S200, preparing a device, namely installing the adsorption devices 21 on the corresponding cell pools 11 and penetrating through the walls 13 of the cell pools 11, wherein the adsorption devices 21 partially enter the cell pools 11 and partially are outside the cell pools 11;

s300, cell adsorption, namely adding a cell suspension containing target cells into the cell pool 11, controlling the adsorption device 21 to move part of the structure entering the cell pool 11 out of the cell pool 11 and move part of the structure outside the cell pool 11 into the cell pool 11 after the adsorption device 21 enters part of the structure in the cell pool 11 to adsorb the cells, and performing next round of adsorption;

s400, cell elution, namely eluting target cells on the adsorption device 21 outside the cell pool 11 and collecting eluent.

By adopting the technical scheme, the target cells are the cells to be separated, and the method can be used for adsorbing and eluting the cells simultaneously, so that the time is saved, and the efficiency is improved; the adsorption device 21 after elution is moved into the cell pool 11 again to adsorb the cells again, and the method can perform cyclic adsorption and elution to improve the cell separation ratio.

In a preferred embodiment of the invention, the antibody is covalently coupled to the adsorption means 21.

By adopting the technical scheme, the antibody is not easy to elute, and is convenient to repeatedly adsorb and elute.

Referring to fig. 2 and 4, in another aspect of the present invention, a cell separation device is provided, which includes a housing 1 and an adsorption assembly 2, a cell pool 11 and an elution pool 12 are disposed in the housing 1, a pool wall 13 is formed between the cell pool 11 and the elution pool 12, the pool wall 13 is provided with a gap, a rotating shaft 22 is disposed in the pool wall 13 at the gap, the adsorption assembly 2 includes an adsorption device 21, the adsorption device 21 is disposed at the gap and is matched with the gap, the adsorption device 21 is connected to the rotating shaft 22 on the pool wall 13, so as to exchange a partial structure entering the cell pool 11 with a partial structure entering the elution pool 12, a loading slot 211 is disposed on the adsorption device 21, and the loading slot 211 is used for loading an antibody.

In a specific implementation process, the notch can be semi-surrounded or fully surrounded, the rotating shaft 22 can be horizontally or vertically arranged, the general shape of the adsorption device 21 can be cylindrical, spherical and the like, and can also be any three-dimensional shape obtained by rotation, the adsorption device 21 realizes the exchange of partial structures between the cell pool 11 and the elution pool 12 through rotation, and in the rotation exchange process, the section of the adsorption device 21 and the section of the notch are approximately matched; the rotary exchange process can be 360-degree rotation or reciprocating rotation close to 180 degrees; the loading groove 211 is used for loading antibody, and can be immobilized by physical adsorption or covalent coupling.
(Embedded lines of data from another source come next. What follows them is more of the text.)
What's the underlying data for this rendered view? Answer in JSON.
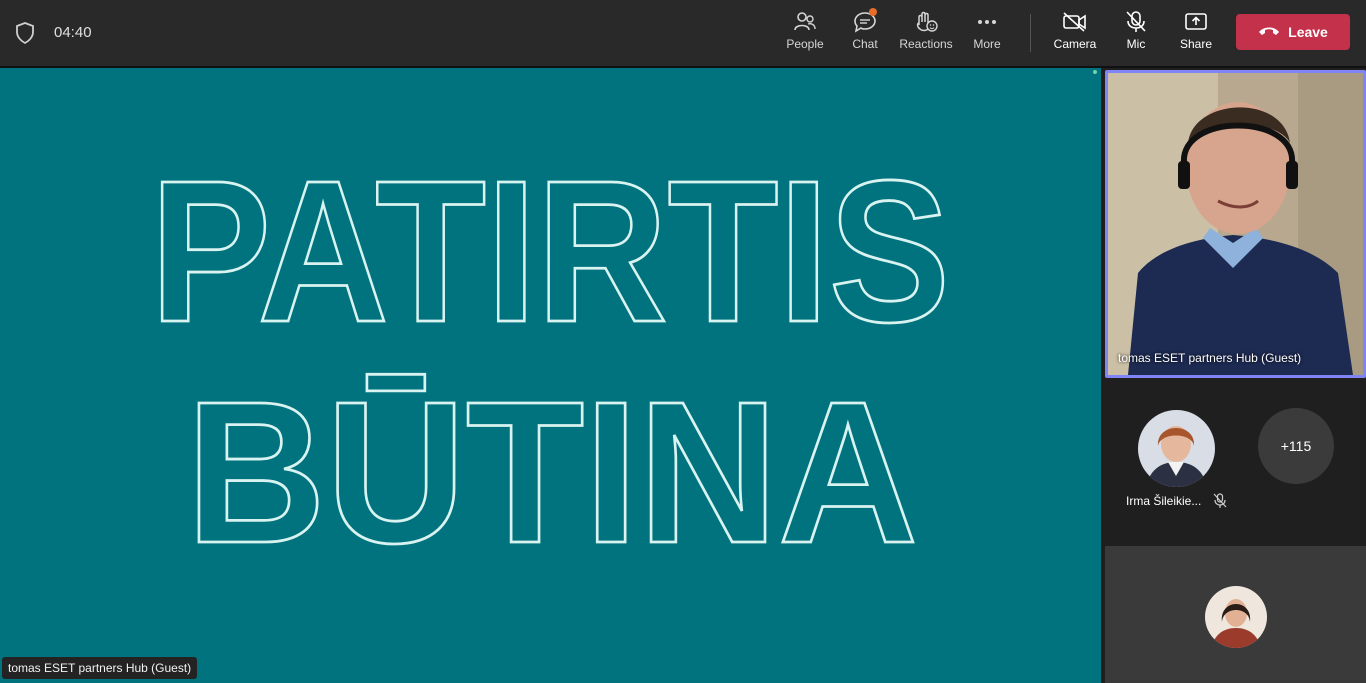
{
  "topbar": {
    "timer": "04:40",
    "people_label": "People",
    "chat_label": "Chat",
    "reactions_label": "Reactions",
    "more_label": "More",
    "camera_label": "Camera",
    "mic_label": "Mic",
    "share_label": "Share",
    "leave_label": "Leave"
  },
  "stage": {
    "slide_line1": "PATIRTIS",
    "slide_line2": "BŪTINA",
    "presenter_tag": "tomas ESET partners Hub (Guest)",
    "background_color": "#00737f"
  },
  "panel": {
    "video_name": "tomas ESET partners Hub (Guest)",
    "participant_name": "Irma Šileikie...",
    "overflow_count": "+115"
  },
  "colors": {
    "leave": "#c4314b",
    "active_border": "#7f85f5",
    "notification": "#e66c2c"
  }
}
In a preferred embodiment of the present invention, the adsorption device 21 is cylindrical, and the center of the circle is connected to the rotation shaft 22, so as to realize rotation; the load slot may be provided at upper and lower bottom surfaces, and at side surfaces.

By adopting the technical scheme, the adsorption of the target cells in the cell pool 11 by using an antigen-antibody reaction is realized by exchanging the bare structures of the adsorption device 21 in the cell pool 11 and the elution pool 12, and the target cells are eluted in the elution pool 12 at the other side so as to improve the efficiency of separating the cells and realize the cyclic reciprocation, and if the adsorption is repeatedly carried out, compared with the single adsorption, the recovery rate of the target cells is improved; the load groove 211 is a target cell attachment space to protect target cells from being rubbed off by the cell wall 13 during rotation.

In a preferred embodiment of the present invention, the adsorption means 21 is detachably coupled to the rotation shaft 22.

In the specific implementation process, the adsorption device 21 may be provided with holes and grooves to match with the rotation shaft 22, and may be connected by means of sleeving, screwing, or the like.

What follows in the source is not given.